CHAMPIONNAT SUISSE D’ORTHOGRAPHE 2018 DEMI-FINALE, Genève, Salon du Livre
EPISODE V : UN BAVARD
Après ma nuit blanche, je n’ai qu’une envie, aller me coucher. Je pousse la porte. Je trouve mon immeuble en pleine ébullition. Trois sapeurs-pompiers dévalant l’escalier manquent de me renverser. L’un d’eux, muni d’un filet, m’interpelle :
– Bonjour, madame. Vous ne les avez pas vus ? Vous habitez ici ?
– Oui.
– Un scinque ocellé et un gecko… vous les avez vus ?Je n’en crois pas mes oreilles. Encore du japonais ?

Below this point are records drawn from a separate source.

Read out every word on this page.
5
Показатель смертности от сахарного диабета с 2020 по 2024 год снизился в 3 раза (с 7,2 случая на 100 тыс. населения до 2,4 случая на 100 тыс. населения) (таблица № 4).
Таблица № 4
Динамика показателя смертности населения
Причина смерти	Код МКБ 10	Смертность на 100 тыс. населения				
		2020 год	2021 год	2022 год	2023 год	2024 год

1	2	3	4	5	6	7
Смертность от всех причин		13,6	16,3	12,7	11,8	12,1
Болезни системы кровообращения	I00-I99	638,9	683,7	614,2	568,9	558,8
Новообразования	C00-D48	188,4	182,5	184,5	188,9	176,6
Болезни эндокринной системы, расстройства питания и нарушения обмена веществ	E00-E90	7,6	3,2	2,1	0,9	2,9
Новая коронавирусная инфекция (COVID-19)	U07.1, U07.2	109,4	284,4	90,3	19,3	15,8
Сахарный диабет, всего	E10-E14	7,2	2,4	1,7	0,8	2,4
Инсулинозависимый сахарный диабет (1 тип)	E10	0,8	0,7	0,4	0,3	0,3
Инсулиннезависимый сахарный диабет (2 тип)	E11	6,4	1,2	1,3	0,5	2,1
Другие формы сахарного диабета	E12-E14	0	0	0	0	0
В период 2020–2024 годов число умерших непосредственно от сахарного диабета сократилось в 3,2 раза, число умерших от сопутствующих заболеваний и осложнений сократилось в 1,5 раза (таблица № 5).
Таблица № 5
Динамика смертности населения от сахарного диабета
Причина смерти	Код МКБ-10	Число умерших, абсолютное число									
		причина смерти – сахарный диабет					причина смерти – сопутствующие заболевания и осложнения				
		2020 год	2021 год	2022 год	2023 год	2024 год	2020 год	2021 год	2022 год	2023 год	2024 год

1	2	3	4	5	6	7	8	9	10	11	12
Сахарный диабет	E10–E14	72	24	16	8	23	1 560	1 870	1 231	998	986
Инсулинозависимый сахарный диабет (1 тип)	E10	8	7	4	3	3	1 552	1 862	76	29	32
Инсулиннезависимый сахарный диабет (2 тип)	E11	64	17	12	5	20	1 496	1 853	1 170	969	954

– Un scinque…ocellé… un gecko ?
– Oui, des bestioles bizarres. Le scinque, c’est un reptile, un scincidé, et le gecko, un lézard, un lacertilien.
– Ah ! Et ils se sont échappés ? fais-je, faussement intéressée et assommée par tous ces termes savants.
– Oui, vous savez bien… Le locataire du second… Une espèce de rastaquouère qui blèse. Ce matin, à l’aube, il nettoie son terrarium et hop ! tout son petit zoo s’enfuit. Il se rue au balcon et il hurle son désespoir. Ce sont les voisins qui nous ont appelés.
(fin de la dictée des juniors)
Hier, un collègue est tombé d’un appentis en capturant un ara qui le narguait en le traitant de bachibouzouk. Le pauvre s’est brisé le coccyx. Il y a deux jours, c’était la traque d’un atèle, propriété d’une ex-égérie quasi centenaire de Soljenitsyne. Le singe s’était réfugié au milieu des panicules les plus fournies d’un paulownia et s’enivrait de l’odeur de violette exhalée par les fleurs mellifères. C’est au lasso qu’on l’a ramené à terre à passé deux heures du matin.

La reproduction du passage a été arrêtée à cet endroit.